Restoration and maintenance work is currently increasingly frequent, particularly in the historical centers of cities and towns, in the field of civil building and of municipal networks for supplying water, gas and power, both for protecting buildings and for servicing public utilities, such as gas pipelines, water pipelines and electrical grids.
This work requires very delicate excavation activities, since it is performed in ground which is already crossed by working pipes and cables, which therefore must absolutely be preserved against damage and failure.
Other work requiring similar precision and delicateness in operation is constituted for example by excavations in the vicinity of roots of plants or in regions crossed by rail tracks.

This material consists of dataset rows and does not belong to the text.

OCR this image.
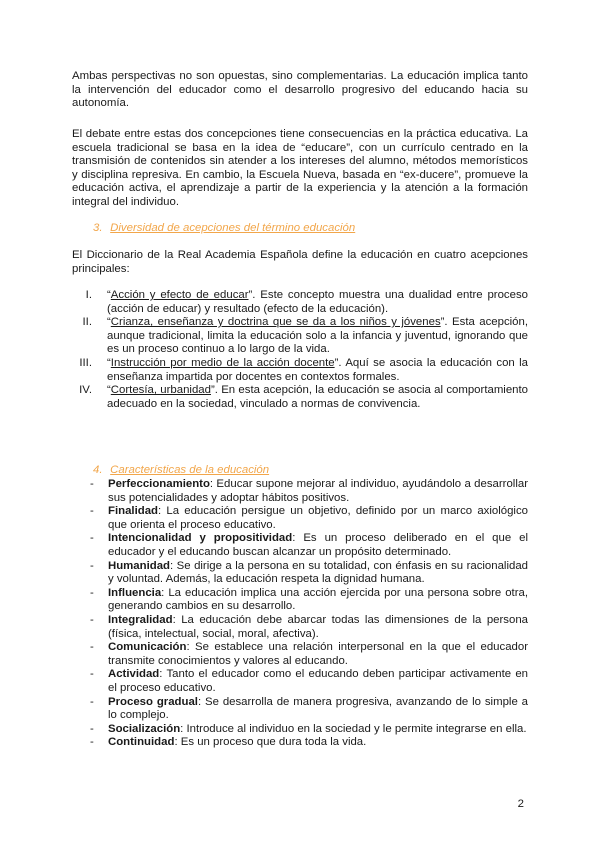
Ambas perspectivas no son opuestas, sino complementarias. La educación implica tanto la intervención del educador como el desarrollo progresivo del educando hacia su autonomía.

El debate entre estas dos concepciones tiene consecuencias en la práctica educativa. La escuela tradicional se basa en la idea de “educare”, con un currículo centrado en la transmisión de contenidos sin atender a los intereses del alumno, métodos memorísticos y disciplina represiva. En cambio, la Escuela Nueva, basada en “ex-ducere”, promueve la educación activa, el aprendizaje a partir de la experiencia y la atención a la formación integral del individuo.

3. Diversidad de acepciones del término educación

El Diccionario de la Real Academia Española define la educación en cuatro acepciones principales:

I. “Acción y efecto de educar”. Este concepto muestra una dualidad entre proceso (acción de educar) y resultado (efecto de la educación).
II. “Crianza, enseñanza y doctrina que se da a los niños y jóvenes”. Esta acepción, aunque tradicional, limita la educación solo a la infancia y juventud, ignorando que es un proceso continuo a lo largo de la vida.
III. “Instrucción por medio de la acción docente”. Aquí se asocia la educación con la enseñanza impartida por docentes en contextos formales.
IV. “Cortesía, urbanidad”. En esta acepción, la educación se asocia al comportamiento adecuado en la sociedad, vinculado a normas de convivencia.

4. Características de la educación

- Perfeccionamiento: Educar supone mejorar al individuo, ayudándolo a desarrollar sus potencialidades y adoptar hábitos positivos.
- Finalidad: La educación persigue un objetivo, definido por un marco axiológico que orienta el proceso educativo.
- Intencionalidad y propositividad: Es un proceso deliberado en el que el educador y el educando buscan alcanzar un propósito determinado.
- Humanidad: Se dirige a la persona en su totalidad, con énfasis en su racionalidad y voluntad. Además, la educación respeta la dignidad humana.
- Influencia: La educación implica una acción ejercida por una persona sobre otra, generando cambios en su desarrollo.
- Integralidad: La educación debe abarcar todas las dimensiones de la persona (física, intelectual, social, moral, afectiva).
- Comunicación: Se establece una relación interpersonal en la que el educador transmite conocimientos y valores al educando.
- Actividad: Tanto el educador como el educando deben participar activamente en el proceso educativo.
- Proceso gradual: Se desarrolla de manera progresiva, avanzando de lo simple a lo complejo.
- Socialización: Introduce al individuo en la sociedad y le permite integrarse en ella.
- Continuidad: Es un proceso que dura toda la vida.
2
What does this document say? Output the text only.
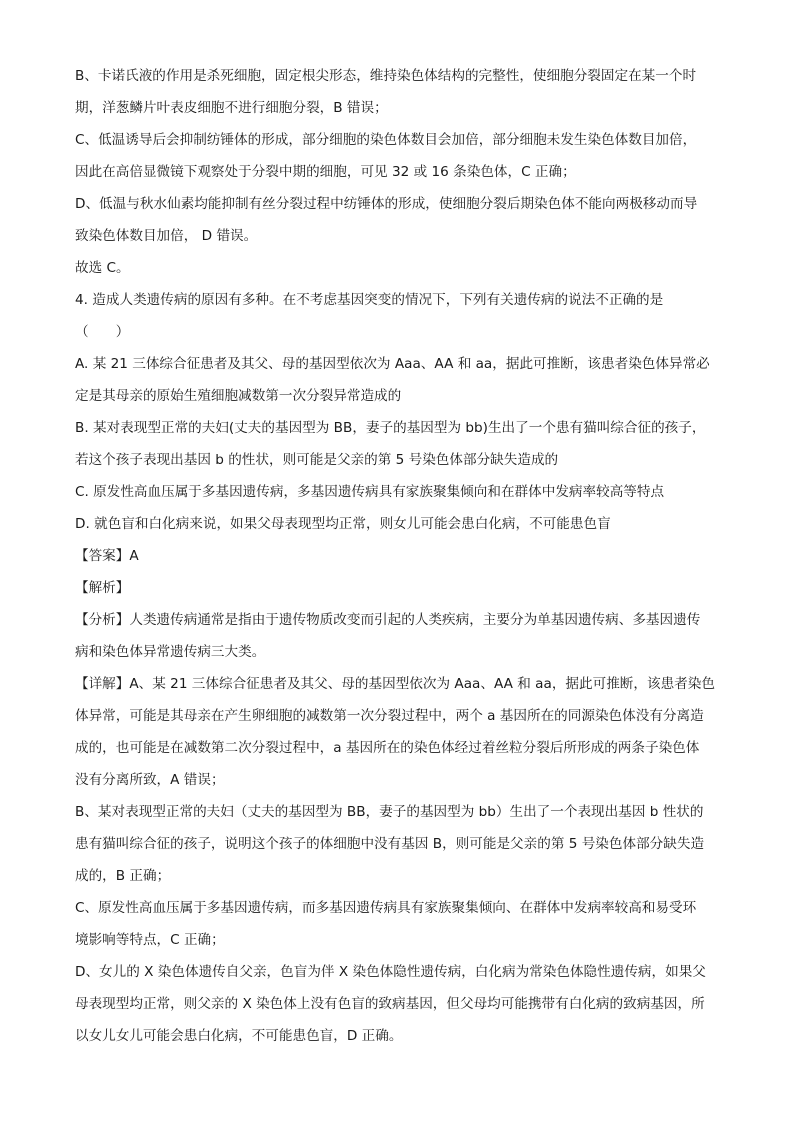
B、卡诺氏液的作用是杀死细胞，固定根尖形态，维持染色体结构的完整性，使细胞分裂固定在某一个时
期，洋葱鳞片叶表皮细胞不进行细胞分裂，B 错误；
C、低温诱导后会抑制纺锤体的形成，部分细胞的染色体数目会加倍，部分细胞未发生染色体数目加倍，
因此在高倍显微镜下观察处于分裂中期的细胞，可见 32 或 16 条染色体，C 正确；
D、低温与秋水仙素均能抑制有丝分裂过程中纺锤体的形成，使细胞分裂后期染色体不能向两极移动而导
致染色体数目加倍， D 错误。
故选 C。
4. 造成人类遗传病的原因有多种。在不考虑基因突变的情况下，下列有关遗传病的说法不正确的是
（　　）
A. 某 21 三体综合征患者及其父、母的基因型依次为 Aaa、AA 和 aa，据此可推断，该患者染色体异常必
定是其母亲的原始生殖细胞减数第一次分裂异常造成的
B. 某对表现型正常的夫妇(丈夫的基因型为 BB，妻子的基因型为 bb)生出了一个患有猫叫综合征的孩子，
若这个孩子表现出基因 b 的性状，则可能是父亲的第 5 号染色体部分缺失造成的
C. 原发性高血压属于多基因遗传病，多基因遗传病具有家族聚集倾向和在群体中发病率较高等特点
D. 就色盲和白化病来说，如果父母表现型均正常，则女儿可能会患白化病，不可能患色盲
【答案】A
【解析】
【分析】人类遗传病通常是指由于遗传物质改变而引起的人类疾病，主要分为单基因遗传病、多基因遗传
病和染色体异常遗传病三大类。
【详解】A、某 21 三体综合征患者及其父、母的基因型依次为 Aaa、AA 和 aa，据此可推断，该患者染色
体异常，可能是其母亲在产生卵细胞的减数第一次分裂过程中，两个 a 基因所在的同源染色体没有分离造
成的，也可能是在减数第二次分裂过程中，a 基因所在的染色体经过着丝粒分裂后所形成的两条子染色体
没有分离所致，A 错误；
B、某对表现型正常的夫妇（丈夫的基因型为 BB，妻子的基因型为 bb）生出了一个表现出基因 b 性状的
患有猫叫综合征的孩子，说明这个孩子的体细胞中没有基因 B，则可能是父亲的第 5 号染色体部分缺失造
成的，B 正确；
C、原发性高血压属于多基因遗传病，而多基因遗传病具有家族聚集倾向、在群体中发病率较高和易受环
境影响等特点，C 正确；
D、女儿的 X 染色体遗传自父亲，色盲为伴 X 染色体隐性遗传病，白化病为常染色体隐性遗传病，如果父
母表现型均正常，则父亲的 X 染色体上没有色盲的致病基因，但父母均可能携带有白化病的致病基因，所
以女儿女儿可能会患白化病，不可能患色盲，D 正确。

Other work requiring particular flexibility and precision in operation is work performed in underground spaces, which cannot be accessed by excavation vehicles.
In order to remove the soil, but also liquids or mud, from the ground to be excavated, apparatuses for removal by suction, particularly of soil, are currently known which comprise, supported by the chassis of a means of transport, a partial vacuum unit for a collection tank, to which the aspirated material is conveyed by associated suction means.
Said tank is installed on unloading means, which are suitable to lift it on one side in order to empty it by gravity of the material accumulated therein.
The soil or dust, liquids, mud and other similar material, aspirated and deposited in the tank, are emptied, when the tank is full, into a dump body, which is removable from a vehicle chassis and is generally arranged to the rear of the means of transport of the tank, since the actuators that lift the tank to empty it tilt it so as to unload from the rear of the means of transport.
This position for unloading operations requires occupying a very large area, in which the means of transport of the tank and the chassis-mountable dump body must be arranged in a line.
If these operations for removing soil by suction occur in urban areas, they are often carried out in relatively constrained spaces, for which passage and parking is difficult for large motor vehicles, such as typically excavators and earth removal machines in general, as well as for trucks for carrying the dump bodies.
These apparatuses for removing soil, mud and the like by suction are generally provided with a filtration device, which is constituted by a box-like body with a tapering bottom for collecting the filtrate and an upper lid.
Filtering shell-and-tube assemblies, covered at least partially with dust retention sleeves, or other filtering elements, depending on whether one has to filter soil, liquids or mud, are arranged within the box-like body.
The box-like body is conveniently cylindrical, i.e., has the shape that best withstands the stresses imposed by the partial vacuum generated inside it.
Said cylindrical shape of the body of the filtration device, however, causes considerable space occupation, especially in the longitudinal direction of the means of transport.
The width of such a filtration device in fact entails an equal length, since it is a cylindrical body, consequently reducing, on board the means of transport, the space available for the suction means and the collection tank.